Turkey, Pakistan vow support for Afghan dialogue
# 13 April 2011 20:34 (UTC +04:00)
Baku – APA. Turkey and Pakistan Wednesday voiced support for initiatives to stabilise conflict-torn Afghanistan, including efforts for dialogue with the Taliban, APA reports quoting AFP.
Presidents Abdullah Gul of Turkey and Asif Ali Zardari of Pakistan made the pledges in response to a question on whether Ankara had agreed to host a representation office for the Taliban and whether Islamabad would be ready to to help any dialogue process.
"2011 is a very critical year for Afghanistan... as the foreign troops will begin to withdraw... We are using all our capabilities to secure Afghanistan’s unity and integrity," Gul told a joint press conference.
"We are doing this in cooperation with Afghan President (Hamid) Karzai and all Afghan authorities... We will be part of any activity (aimed at) making further contributions to secure durable peace," he said.
He would not comment directly on the possible opening of a Taliban office in Turkey.
Zerdari, on an official visit to Turkey, said Pakistan "believes in a peaceful transition and dialogue" in Afganistan, its western neighbour with whom relations have often been strained over insecurity plaguing their border.
"We’ll be facilitators to any format that leads to peace... Whatever needs to be done, Pakistan will be playing a positive role and hoping to facilitate the transition and dialogue," he said.
In December, Karzai spoke of suggestions that the Taliban open a representation office in Turkey or another impartial country "to facilitate reconciliation" in Afghanistan, saying he would be happy if Turkey could provide such a venue.

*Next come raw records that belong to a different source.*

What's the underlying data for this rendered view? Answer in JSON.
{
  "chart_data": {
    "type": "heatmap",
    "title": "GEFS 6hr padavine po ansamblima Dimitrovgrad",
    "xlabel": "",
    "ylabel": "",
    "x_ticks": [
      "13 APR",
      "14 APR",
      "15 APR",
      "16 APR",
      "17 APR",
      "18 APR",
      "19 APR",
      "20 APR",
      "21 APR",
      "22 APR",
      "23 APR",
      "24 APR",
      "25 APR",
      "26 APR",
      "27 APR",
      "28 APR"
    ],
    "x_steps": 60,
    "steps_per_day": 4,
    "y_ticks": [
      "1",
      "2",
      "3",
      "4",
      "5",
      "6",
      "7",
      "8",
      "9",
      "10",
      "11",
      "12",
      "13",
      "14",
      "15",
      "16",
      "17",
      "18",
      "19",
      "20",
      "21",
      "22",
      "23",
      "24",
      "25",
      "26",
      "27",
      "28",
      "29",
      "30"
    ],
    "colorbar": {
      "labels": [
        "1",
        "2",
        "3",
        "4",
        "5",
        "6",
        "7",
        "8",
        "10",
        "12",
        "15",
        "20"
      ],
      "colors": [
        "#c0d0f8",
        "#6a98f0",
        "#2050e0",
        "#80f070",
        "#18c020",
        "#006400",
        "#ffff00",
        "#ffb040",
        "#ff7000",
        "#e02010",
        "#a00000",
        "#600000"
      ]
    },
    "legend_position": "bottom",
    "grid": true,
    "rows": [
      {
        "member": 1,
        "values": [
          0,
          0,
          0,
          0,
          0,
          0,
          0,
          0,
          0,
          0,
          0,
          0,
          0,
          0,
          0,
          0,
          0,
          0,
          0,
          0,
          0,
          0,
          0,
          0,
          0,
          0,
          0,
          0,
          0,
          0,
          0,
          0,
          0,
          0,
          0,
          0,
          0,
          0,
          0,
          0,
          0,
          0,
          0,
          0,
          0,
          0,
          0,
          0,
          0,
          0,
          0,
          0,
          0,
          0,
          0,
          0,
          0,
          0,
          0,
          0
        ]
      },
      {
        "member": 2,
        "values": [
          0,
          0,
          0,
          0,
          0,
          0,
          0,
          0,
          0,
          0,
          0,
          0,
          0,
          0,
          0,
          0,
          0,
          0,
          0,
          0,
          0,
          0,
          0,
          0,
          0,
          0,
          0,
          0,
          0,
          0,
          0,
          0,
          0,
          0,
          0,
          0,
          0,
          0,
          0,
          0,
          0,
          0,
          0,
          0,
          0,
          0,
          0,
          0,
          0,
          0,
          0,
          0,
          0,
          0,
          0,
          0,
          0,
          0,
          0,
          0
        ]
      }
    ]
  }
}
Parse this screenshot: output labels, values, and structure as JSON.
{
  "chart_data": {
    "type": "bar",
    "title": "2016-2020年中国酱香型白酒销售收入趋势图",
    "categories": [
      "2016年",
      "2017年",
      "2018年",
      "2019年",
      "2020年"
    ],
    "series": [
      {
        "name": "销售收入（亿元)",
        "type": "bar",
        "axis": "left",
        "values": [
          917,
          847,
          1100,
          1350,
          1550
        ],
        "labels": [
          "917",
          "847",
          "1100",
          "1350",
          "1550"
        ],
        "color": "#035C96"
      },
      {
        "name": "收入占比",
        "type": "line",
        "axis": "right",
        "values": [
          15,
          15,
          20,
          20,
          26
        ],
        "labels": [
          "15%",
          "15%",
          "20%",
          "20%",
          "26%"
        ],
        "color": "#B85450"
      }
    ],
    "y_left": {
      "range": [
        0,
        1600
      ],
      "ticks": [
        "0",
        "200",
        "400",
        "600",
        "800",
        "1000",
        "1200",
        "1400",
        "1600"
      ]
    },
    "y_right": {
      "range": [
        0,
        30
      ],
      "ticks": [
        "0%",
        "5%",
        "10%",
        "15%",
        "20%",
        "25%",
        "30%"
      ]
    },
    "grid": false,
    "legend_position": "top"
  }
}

In February, Turkey pledged to help Afghanistan’s High Council For Peace (HCP), a body tasked with seeking dialogue with the Taliban, following talks with its chairman.
Karzai set up the HCP last year to pursue talks with the Taliban in return for them laying down arms and accepting the constitution. The Taliban have publicly rejected the peace overtures.
Turkey, NATO’s sole Muslim-majority member, has also organised talks between leaders of Afghanistan and Pakistan since 2007 to push them to cooperate against Islamist insurgents.
Afghanistan has been in the grip of a deadly insurgency waged by remnants of the Taliban since their regime was toppled in a US-led invasion in 2001, with the militants holding rear bases in Pakistan.
There are around 140,000 international troops in Afghanistan, including a Turkish contingent. They are due to start limited withdrawals from July with the Afghan police and army scheduled to take full control of security by 2014.